The tools are designed in modular fashion and are easy to use. One of the handy tools of Voyant Tools is the Cirrus. Cirrus tool is to display the words occurring within the text while signifying the frequency of occurrance by using bigger fonts. While using this tool the user can define “stop words” which means the words that is not to be considered during this process. Such words for English would be “the”, “and”, “but” since they are used a lot in texts but does not necessarily hold information about the text itself. There are predefined lists of such words for the English, French, German and some other languages. This tool can be used convey what the text is about in a concise and easy to read manner, thus it has been used by a variety of websites to guide the visitors. An example of Cirrus embedded to webpage to show the word frequencies can be seen on the pages of Digital Humanities 2012 Conference in Hamburg website. Below is the Cirrus generated for the dh101.ch website.

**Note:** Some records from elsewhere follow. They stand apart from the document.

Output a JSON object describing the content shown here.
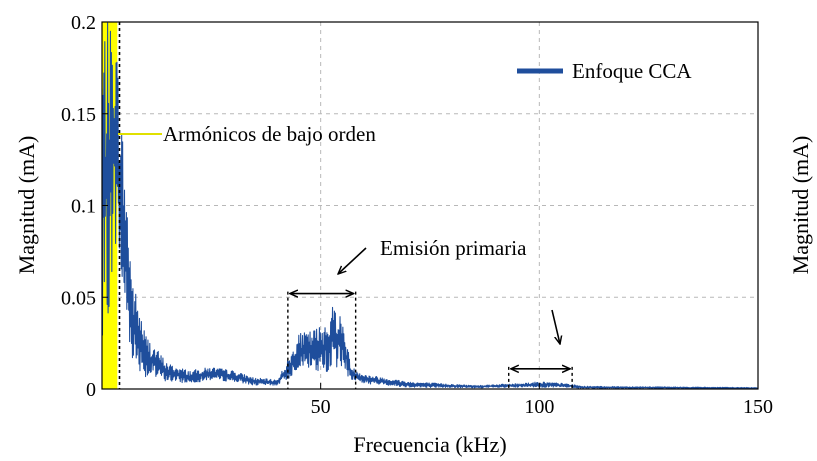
{
  "chart_data": {
    "type": "line",
    "xlabel": "Frecuencia (kHz)",
    "ylabel": "Magnitud (mA)",
    "ylabel_right": "Magnitud (mA)",
    "xlim": [
      0,
      150
    ],
    "ylim": [
      0,
      0.2
    ],
    "x_ticks": [
      50,
      100,
      150
    ],
    "x_tick_labels": [
      "50",
      "100",
      "150"
    ],
    "y_ticks": [
      0,
      0.05,
      0.1,
      0.15,
      0.2
    ],
    "y_tick_labels": [
      "0",
      "0.05",
      "0.1",
      "0.15",
      "0.2"
    ],
    "grid": true,
    "legend_position": "top-right",
    "series": [
      {
        "name": "Enfoque CCA",
        "color": "#1f4e9c",
        "envelope": [
          {
            "x": 0.0,
            "low": 0.0,
            "high": 0.2
          },
          {
            "x": 3.0,
            "low": 0.08,
            "high": 0.2
          },
          {
            "x": 5.0,
            "low": 0.04,
            "high": 0.13
          },
          {
            "x": 7.0,
            "low": 0.015,
            "high": 0.06
          },
          {
            "x": 10.0,
            "low": 0.006,
            "high": 0.03
          },
          {
            "x": 15.0,
            "low": 0.004,
            "high": 0.014
          },
          {
            "x": 20.0,
            "low": 0.003,
            "high": 0.01
          },
          {
            "x": 25.0,
            "low": 0.005,
            "high": 0.012
          },
          {
            "x": 30.0,
            "low": 0.004,
            "high": 0.01
          },
          {
            "x": 35.0,
            "low": 0.002,
            "high": 0.006
          },
          {
            "x": 40.0,
            "low": 0.002,
            "high": 0.005
          },
          {
            "x": 43.0,
            "low": 0.006,
            "high": 0.018
          },
          {
            "x": 45.0,
            "low": 0.012,
            "high": 0.03
          },
          {
            "x": 48.0,
            "low": 0.01,
            "high": 0.032
          },
          {
            "x": 50.0,
            "low": 0.008,
            "high": 0.035
          },
          {
            "x": 52.0,
            "low": 0.01,
            "high": 0.04
          },
          {
            "x": 53.0,
            "low": 0.012,
            "high": 0.048
          },
          {
            "x": 55.0,
            "low": 0.01,
            "high": 0.038
          },
          {
            "x": 57.0,
            "low": 0.005,
            "high": 0.012
          },
          {
            "x": 60.0,
            "low": 0.003,
            "high": 0.008
          },
          {
            "x": 70.0,
            "low": 0.001,
            "high": 0.004
          },
          {
            "x": 85.0,
            "low": 0.0006,
            "high": 0.002
          },
          {
            "x": 95.0,
            "low": 0.0008,
            "high": 0.003
          },
          {
            "x": 100.0,
            "low": 0.001,
            "high": 0.004
          },
          {
            "x": 106.0,
            "low": 0.0008,
            "high": 0.003
          },
          {
            "x": 110.0,
            "low": 0.0004,
            "high": 0.0015
          },
          {
            "x": 150.0,
            "low": 0.0002,
            "high": 0.0008
          }
        ]
      }
    ],
    "highlight_band": {
      "x_start": 0.0,
      "x_end": 3.5,
      "color": "#ffff00"
    },
    "annotations": [
      {
        "text": "Armónicos de bajo orden",
        "color": "#d4d400"
      },
      {
        "text": "Emisión primaria",
        "color": "#000000"
      }
    ],
    "interval_markers": [
      {
        "x_start": 42.5,
        "x_end": 58.0,
        "y": 0.052
      },
      {
        "x_start": 93.0,
        "x_end": 107.5,
        "y": 0.011
      }
    ],
    "dashed_markers_x": [
      4.0
    ]
  }
}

As the tools are designed in modular fashion, they are also interactive with each other. For example when the user clicks on a word appearing on the cirrus, more information about this word is displayed, such as the positions within the text, the relative frequency of the word within segments of the text. Besides that, Voyant Tools show the user which words are used in the text and how many times they appear. Furthermore, if more than one documents are given to the Voyant Tools, the user can study the similar or unique informations between the documents.
The other tool that we introduce in this post is PhiloLogic. PhiloLogic is a text search, retrieval and analysis tool designed specifically to handle large collections of texts. The tool is distributed as Free Software and can be downloaded from the PhiloLogic’s webpage.
Although PhiloLogic is also a tool for text analysis and has features similar to Voyant Tools, the design and the use of PhiloLogic and Voyant Tools somewhat differs. PhiloLogic is designed to be able to handle large databases of texts efficiently and have the ability to handle plain text, Dublin Core, DocBook formats and process XML data. With powerful XML support, PhiloLogic can store extensible bibliographic information about the corpus. Besides these, it has a MySQL back-end thus it can handle standard database queries. With all these features, PhiloLogic becomes a very powerful software to handle searchable online libraries that have large corpus. A very good example of a website using PhiloLogic is Chambers’ Cyclopedia where the digital scans of one of the first encyclopedias to be published in English language can be searched. Since the encyclopedia is printed in the first decades of the 18th century, the writing rules of English is different than today. However, PhiloLogic’s similarity function tools enables the user to conduct searches by using modern English spellings.
In conclusion Voyant Tools and PhiloLogic are powerful tools for text analysis. Although they both operate in the same field, their usages are different. While both provide the user with powerful text analysis tools, Voyant Tools do it with an easy to use interface that handles complex operations without requiring lots of effort, PhiloLogic gives the user the ability handle large databases of texts and do analysis on them.